"Martino mio!" said she at last, and sure this pen of mine may never tell all the languorous caress of these two words; and then, or ever I might speak or stir, she was beside me and had caught my hand to her lips. And then I saw Joan standing in the doorway, the Damaris of my dreams, and though her lips smiled upon us, there was that in her eyes that filled me with bitter shame and an agony beyond the telling.
"Damaris!" I groaned and freed my hand so suddenly that Joanna stumbled and would have fallen, but for Adam's ready arm. "Damaris!" I cried. "Ah, God,'—look not so! All these weary years I have lived and dreamed but of you—Joan, beloved, 'twas thy sweet memory made my solitude worth the living—without thee I had died—" Choking with my grief, I reached out my hands in passionate supplication to that loved shape that drooped in the doorway, one white hand against the carven panelling; and then Joanna was on her knees, her soft cheek pressed to my quivering fist, wetting it with her tears:
"Martino!" she sobbed. "Ah, caro mio, art so strange—dost not know thy
Joanna—dost not know me, Martino?"
"Aye, I know you, Captain Jo," I cried. "Well I know you to my cost, as hath many another: I know you for 'La Culebra,' for Joanna that is worshipped, obeyed and followed by every pirate rogue along the Main. Oh, truly I know you to my bitter sorrow—"

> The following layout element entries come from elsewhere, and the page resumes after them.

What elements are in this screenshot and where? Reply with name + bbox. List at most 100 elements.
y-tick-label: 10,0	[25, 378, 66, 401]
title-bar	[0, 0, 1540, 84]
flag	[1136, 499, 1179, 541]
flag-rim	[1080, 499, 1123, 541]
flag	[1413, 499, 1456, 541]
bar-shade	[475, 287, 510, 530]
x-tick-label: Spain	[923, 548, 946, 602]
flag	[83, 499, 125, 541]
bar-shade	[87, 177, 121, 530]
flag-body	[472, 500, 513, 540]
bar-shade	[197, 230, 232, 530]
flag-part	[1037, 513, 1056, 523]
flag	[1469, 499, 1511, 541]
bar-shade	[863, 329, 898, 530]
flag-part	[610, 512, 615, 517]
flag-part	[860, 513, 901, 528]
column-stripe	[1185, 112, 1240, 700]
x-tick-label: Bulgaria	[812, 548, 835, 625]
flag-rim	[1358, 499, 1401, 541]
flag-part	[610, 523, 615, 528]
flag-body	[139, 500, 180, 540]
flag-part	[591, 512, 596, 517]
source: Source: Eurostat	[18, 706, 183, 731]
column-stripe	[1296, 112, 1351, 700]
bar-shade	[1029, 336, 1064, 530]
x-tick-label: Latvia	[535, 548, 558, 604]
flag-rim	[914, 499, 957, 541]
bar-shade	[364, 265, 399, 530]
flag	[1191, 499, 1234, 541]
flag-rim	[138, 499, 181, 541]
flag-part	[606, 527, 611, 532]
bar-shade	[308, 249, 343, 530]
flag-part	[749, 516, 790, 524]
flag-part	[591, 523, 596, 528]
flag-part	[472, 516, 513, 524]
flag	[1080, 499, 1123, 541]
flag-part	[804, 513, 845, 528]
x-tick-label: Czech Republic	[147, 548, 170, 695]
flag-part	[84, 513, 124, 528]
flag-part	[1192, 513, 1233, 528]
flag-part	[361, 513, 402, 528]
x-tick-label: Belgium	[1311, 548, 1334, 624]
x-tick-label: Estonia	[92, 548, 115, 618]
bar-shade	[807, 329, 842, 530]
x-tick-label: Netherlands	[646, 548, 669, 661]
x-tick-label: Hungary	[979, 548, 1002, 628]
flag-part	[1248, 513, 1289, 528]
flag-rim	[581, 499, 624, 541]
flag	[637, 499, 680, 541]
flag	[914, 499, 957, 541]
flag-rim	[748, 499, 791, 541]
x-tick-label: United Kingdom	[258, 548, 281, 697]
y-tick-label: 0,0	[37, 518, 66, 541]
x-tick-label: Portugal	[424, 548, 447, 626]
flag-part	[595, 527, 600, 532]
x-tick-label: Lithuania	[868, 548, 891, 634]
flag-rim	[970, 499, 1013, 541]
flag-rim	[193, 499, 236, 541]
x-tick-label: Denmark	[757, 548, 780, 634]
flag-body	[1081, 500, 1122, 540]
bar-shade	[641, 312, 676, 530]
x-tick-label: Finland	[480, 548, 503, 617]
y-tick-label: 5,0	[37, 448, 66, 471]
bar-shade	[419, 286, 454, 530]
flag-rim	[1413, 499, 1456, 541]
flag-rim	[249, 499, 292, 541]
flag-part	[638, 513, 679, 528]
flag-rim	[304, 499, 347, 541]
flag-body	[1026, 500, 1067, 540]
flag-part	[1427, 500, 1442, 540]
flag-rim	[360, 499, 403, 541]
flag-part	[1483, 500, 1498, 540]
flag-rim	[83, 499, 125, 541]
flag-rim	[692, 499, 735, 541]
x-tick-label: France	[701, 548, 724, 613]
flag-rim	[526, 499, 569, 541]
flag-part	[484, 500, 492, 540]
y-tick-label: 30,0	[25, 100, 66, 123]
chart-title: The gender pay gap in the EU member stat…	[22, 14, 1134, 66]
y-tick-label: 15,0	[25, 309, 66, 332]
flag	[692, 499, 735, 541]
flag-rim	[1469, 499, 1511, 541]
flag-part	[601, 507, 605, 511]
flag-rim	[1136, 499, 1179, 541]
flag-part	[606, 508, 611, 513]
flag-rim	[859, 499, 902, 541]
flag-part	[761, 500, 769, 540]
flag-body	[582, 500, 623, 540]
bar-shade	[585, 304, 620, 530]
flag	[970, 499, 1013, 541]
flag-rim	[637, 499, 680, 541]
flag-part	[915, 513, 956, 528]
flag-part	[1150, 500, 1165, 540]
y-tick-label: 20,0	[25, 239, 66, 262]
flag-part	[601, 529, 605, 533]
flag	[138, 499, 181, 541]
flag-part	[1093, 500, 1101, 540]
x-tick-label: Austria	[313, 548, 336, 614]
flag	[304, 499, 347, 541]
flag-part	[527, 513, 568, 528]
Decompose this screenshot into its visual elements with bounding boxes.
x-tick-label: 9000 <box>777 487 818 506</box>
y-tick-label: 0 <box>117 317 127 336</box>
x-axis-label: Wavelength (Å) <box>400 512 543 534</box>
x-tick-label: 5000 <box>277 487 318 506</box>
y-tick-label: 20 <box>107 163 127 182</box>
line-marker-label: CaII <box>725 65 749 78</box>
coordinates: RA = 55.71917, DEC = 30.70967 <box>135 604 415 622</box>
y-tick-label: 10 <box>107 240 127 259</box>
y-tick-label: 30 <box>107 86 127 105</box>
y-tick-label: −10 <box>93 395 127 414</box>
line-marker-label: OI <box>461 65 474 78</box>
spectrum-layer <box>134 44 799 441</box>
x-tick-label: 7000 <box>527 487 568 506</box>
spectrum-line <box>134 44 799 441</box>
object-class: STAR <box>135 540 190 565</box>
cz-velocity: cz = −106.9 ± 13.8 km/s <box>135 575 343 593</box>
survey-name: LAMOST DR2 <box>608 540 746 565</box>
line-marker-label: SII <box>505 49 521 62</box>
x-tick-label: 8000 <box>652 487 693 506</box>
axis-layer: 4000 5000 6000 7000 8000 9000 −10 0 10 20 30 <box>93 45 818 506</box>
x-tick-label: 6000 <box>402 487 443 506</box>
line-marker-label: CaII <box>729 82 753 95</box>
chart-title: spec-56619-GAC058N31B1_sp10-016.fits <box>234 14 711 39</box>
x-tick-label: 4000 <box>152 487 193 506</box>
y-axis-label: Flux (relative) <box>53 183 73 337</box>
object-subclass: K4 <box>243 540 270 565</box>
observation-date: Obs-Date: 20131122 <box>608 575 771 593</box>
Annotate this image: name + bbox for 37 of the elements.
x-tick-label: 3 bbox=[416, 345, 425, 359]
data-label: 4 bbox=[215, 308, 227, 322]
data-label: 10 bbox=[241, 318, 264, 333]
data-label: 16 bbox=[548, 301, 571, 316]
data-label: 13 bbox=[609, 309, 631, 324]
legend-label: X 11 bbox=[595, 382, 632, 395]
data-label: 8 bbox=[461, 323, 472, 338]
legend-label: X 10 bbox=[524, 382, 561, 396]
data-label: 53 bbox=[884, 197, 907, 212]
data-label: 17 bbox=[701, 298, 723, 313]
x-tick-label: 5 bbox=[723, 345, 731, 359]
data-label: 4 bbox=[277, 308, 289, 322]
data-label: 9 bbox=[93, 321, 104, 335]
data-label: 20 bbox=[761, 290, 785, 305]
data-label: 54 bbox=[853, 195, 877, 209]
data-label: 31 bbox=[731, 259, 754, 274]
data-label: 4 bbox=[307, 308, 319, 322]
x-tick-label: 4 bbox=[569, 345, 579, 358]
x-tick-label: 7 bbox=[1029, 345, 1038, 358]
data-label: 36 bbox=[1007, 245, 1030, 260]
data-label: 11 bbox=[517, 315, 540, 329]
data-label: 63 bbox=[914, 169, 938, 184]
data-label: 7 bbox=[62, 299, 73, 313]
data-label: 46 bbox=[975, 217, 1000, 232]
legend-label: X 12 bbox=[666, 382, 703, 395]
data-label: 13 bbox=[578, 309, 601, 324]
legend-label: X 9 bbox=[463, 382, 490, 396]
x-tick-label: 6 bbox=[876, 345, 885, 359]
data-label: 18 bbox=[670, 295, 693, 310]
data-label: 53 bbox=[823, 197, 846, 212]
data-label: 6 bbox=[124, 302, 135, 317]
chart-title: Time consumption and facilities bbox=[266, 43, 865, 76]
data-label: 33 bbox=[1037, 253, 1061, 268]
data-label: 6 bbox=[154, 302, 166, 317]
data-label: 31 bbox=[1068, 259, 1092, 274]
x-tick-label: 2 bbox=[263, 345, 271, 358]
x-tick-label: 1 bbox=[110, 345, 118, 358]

Now at this she gave a little, pitiful, helpless gesture and looked from me to the others, her eyes a-swim with tears.
"Alas!" she sobbed. "And is he yet so direly sick?" Then, bowing her head to the pillow beside me, "Oh, loved Martino," she sighed, "art so sick not to remember all that is betwixt us, that which doth make thee mine so long as life shall be to me—the wonder I have told to my lady Damaris—"
Now here I caught her in savage gripe. "What," cried I, shaking her to and fro despite my weakness, "what ha' you told my lady?"
"Beloved Martino—I confessed our love—alas, was I wrong, Martino—I told her my joyous hope to be the mother of your child ere long—"
"Oh, shame!" cried I. "Oh, accursed liar!" And I hurled her from me; then, lying gasping amid my tumbled pillows, my aching head between my hands, I saw my beloved lady stoop to lift her, saw that lying head pillowed on Joan's pure bosom and uttering a great cry, I sank to a merciful unconsciousness.